If the equation \sin 6 x + \cos 4 x = - 2 have

a family of nonnegative solutions x_{k}^{'} s,

where 0 ⩽ x_{1} < x_{2} < x_{3} < \dots . < x_{k} < x_{k + 1}

\dots . ., then the value of \frac{1}{π} \underset{k = 1}{\sum^{1000}} ∣ x_{k + 1} - x_{k} ∣ is

Answered by ajfour last updated on 01/Aug/17

\sin 6 x + \cos 4 x = - 2

\Rightarrow \sin 6 x = - 1 and \cos 4 x = - 1

\Rightarrow 6 x = 2 n π + \frac{3 π}{2}; n ⩾ 0 (here)

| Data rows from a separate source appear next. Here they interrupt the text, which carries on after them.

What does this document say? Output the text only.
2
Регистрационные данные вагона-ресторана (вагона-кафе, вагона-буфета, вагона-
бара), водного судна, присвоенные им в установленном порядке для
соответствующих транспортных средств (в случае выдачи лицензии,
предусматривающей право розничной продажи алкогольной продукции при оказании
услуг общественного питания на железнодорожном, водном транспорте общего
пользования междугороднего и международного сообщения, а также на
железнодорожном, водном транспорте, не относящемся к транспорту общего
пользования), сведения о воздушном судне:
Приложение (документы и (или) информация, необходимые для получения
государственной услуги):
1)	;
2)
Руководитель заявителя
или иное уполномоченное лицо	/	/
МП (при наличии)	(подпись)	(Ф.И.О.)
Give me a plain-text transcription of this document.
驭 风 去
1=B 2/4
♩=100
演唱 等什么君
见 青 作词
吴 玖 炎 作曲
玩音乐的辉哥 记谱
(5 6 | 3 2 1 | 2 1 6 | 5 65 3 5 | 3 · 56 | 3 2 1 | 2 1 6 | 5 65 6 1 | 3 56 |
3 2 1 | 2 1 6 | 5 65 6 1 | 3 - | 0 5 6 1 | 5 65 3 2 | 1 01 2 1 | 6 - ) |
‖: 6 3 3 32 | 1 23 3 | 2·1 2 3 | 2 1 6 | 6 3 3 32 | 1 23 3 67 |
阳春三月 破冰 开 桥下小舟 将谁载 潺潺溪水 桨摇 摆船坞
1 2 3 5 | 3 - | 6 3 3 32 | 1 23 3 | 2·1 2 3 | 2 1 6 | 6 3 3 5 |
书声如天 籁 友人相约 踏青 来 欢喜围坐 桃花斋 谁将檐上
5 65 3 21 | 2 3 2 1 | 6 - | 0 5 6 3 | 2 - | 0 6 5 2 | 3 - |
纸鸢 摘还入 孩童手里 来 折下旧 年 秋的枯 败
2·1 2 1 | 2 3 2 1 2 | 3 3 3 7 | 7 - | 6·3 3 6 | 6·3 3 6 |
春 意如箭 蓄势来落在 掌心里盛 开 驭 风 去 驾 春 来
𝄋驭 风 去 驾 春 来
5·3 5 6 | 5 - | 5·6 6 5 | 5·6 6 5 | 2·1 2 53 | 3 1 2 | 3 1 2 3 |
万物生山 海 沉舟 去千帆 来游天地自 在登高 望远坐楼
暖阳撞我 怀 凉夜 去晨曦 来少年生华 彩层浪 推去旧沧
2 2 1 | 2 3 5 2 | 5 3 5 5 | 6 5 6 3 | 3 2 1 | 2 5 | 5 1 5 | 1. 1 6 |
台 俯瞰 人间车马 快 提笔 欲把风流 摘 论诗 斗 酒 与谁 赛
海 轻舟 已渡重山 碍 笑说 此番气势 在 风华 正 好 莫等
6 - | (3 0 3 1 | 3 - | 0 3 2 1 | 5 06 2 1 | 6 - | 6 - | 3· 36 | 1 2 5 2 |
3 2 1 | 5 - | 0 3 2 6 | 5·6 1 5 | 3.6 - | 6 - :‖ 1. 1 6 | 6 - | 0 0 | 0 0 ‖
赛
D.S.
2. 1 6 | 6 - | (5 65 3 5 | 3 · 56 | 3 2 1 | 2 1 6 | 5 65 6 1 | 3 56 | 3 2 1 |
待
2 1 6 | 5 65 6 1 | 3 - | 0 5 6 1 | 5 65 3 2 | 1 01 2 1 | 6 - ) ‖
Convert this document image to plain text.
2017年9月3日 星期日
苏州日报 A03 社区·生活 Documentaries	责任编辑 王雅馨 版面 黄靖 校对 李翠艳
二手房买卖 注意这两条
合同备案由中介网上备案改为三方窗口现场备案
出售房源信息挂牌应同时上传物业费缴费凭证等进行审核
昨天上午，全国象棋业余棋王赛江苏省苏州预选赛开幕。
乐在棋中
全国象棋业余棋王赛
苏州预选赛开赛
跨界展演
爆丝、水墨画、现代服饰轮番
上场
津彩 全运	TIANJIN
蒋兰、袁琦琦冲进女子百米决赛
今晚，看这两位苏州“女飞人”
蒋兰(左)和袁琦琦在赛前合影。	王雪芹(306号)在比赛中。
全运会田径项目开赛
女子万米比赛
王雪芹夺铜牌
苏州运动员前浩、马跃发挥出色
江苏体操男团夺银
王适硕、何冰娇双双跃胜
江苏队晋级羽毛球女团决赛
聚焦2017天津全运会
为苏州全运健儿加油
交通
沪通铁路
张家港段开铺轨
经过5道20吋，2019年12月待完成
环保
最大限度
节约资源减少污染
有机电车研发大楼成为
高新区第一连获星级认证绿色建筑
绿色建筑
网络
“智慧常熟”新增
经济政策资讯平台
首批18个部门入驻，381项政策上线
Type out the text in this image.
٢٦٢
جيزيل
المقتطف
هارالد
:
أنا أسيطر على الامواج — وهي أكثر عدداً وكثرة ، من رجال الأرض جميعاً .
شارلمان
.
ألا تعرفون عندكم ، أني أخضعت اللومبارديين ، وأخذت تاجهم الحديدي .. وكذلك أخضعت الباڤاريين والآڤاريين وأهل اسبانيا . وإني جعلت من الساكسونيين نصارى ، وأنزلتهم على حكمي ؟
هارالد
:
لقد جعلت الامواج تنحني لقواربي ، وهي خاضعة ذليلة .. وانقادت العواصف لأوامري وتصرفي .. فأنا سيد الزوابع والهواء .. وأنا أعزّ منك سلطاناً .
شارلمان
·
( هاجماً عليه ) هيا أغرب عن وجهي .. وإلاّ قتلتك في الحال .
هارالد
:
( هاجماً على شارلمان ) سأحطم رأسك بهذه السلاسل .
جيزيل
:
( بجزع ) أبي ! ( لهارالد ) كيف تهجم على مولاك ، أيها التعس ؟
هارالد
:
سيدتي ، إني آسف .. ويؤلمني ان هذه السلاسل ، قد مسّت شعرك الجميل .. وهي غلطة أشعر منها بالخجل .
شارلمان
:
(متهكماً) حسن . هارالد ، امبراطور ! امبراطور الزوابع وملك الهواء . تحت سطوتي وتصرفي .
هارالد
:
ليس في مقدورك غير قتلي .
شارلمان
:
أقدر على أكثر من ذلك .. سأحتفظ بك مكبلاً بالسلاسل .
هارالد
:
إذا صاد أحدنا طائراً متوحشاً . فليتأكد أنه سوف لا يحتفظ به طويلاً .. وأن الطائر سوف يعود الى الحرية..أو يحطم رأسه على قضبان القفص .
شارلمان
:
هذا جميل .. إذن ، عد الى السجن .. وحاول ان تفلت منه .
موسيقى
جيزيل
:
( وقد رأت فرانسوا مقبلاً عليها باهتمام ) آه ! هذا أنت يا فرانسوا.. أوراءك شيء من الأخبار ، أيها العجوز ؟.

or x = \frac{n π}{3} + \frac{π}{4} \dots (i)

And 4 x = 2 m π + π; m ⩾ 0

or x = \frac{m π}{2} + \frac{π}{4} \dots (ii)

since both (i) and (ii) together

must be true,

x - \frac{π}{4} = \frac{n π}{3} = \frac{m π}{2}

or x - \frac{π}{4} = k π

x_{k + 1} - x_{k} = π

\Rightarrow \frac{1}{π} \underset{k = 1}{\sum^{1000}} ∣ x_{k + 1} - x_{k} ∣= \frac{1000 π}{π} = 1000 .

Commented by ajfour last updated on 01/Aug/17

is it correct ?

Commented by Tinkutara last updated on 01/Aug/17

Thank you very much ajfour Sir!